Private aerospace company Rocket Lab has announced plans to launch a space debris removal demonstration mission on behalf of Japan’s space agency JAXA. The launch will involve Rocket Lab’s Electron rocket and Astroscale Japan’s Active Debris Removal satellite. JAXA selected the technology demonstration as part of its first phase Commercial Removal of Debris Demonstration Project.
Space debris is a growing problem, threatening the safety and success of future space missions. A number of technologies are being developed to deal with this problem, including satellite servicing tech that can repair and upgrade satellites while in orbit. For instances where hardware is no longer needed, debris removal tech can be used to knock it into the atmosphere where it’ll burn up.
The Astroscale Japan satellite is nicknamed ADRAS-J and it’ll be sent into orbit in 2023 by Rocket Lab’s Electron Kick Stage.
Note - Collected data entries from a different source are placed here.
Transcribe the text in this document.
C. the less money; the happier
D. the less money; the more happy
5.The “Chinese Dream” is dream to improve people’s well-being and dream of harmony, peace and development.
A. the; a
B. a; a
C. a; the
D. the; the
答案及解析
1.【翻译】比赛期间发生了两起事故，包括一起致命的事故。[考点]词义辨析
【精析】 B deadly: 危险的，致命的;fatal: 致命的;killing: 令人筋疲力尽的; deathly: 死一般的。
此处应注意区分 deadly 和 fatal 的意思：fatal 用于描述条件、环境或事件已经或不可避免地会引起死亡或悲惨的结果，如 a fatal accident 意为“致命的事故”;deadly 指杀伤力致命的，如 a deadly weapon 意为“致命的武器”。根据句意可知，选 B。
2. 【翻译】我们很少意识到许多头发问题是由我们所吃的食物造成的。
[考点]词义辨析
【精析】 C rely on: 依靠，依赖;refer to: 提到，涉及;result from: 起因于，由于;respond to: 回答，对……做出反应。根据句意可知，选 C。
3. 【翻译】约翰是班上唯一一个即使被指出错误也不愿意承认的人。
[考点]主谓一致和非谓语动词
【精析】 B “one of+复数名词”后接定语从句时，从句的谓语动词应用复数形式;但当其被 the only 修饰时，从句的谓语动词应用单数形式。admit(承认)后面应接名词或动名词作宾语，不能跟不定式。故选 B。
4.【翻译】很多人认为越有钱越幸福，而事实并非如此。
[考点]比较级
Once in orbit, the ADRAS-J satellite will find a sample of orbital debris — in this case, a rocket’s upper stage — and send back data from observations of the space junk.
That is Phase I of JAXA’s larger Commercial Removal of Debris Demonstration Project (CRD2). A second phase will take place at a later date that demonstrates actually removing the space debris from orbit, presenting yet another potential way to remove unneeded junk from orbit around our planet.
The Phase I demonstration mission is scheduled to take place in 2023 from Rocket Lab’s Launch Complex 1. Rocket Lab is one of a growing number of private aerospace companies offering commercial launch services for both government and private space missions.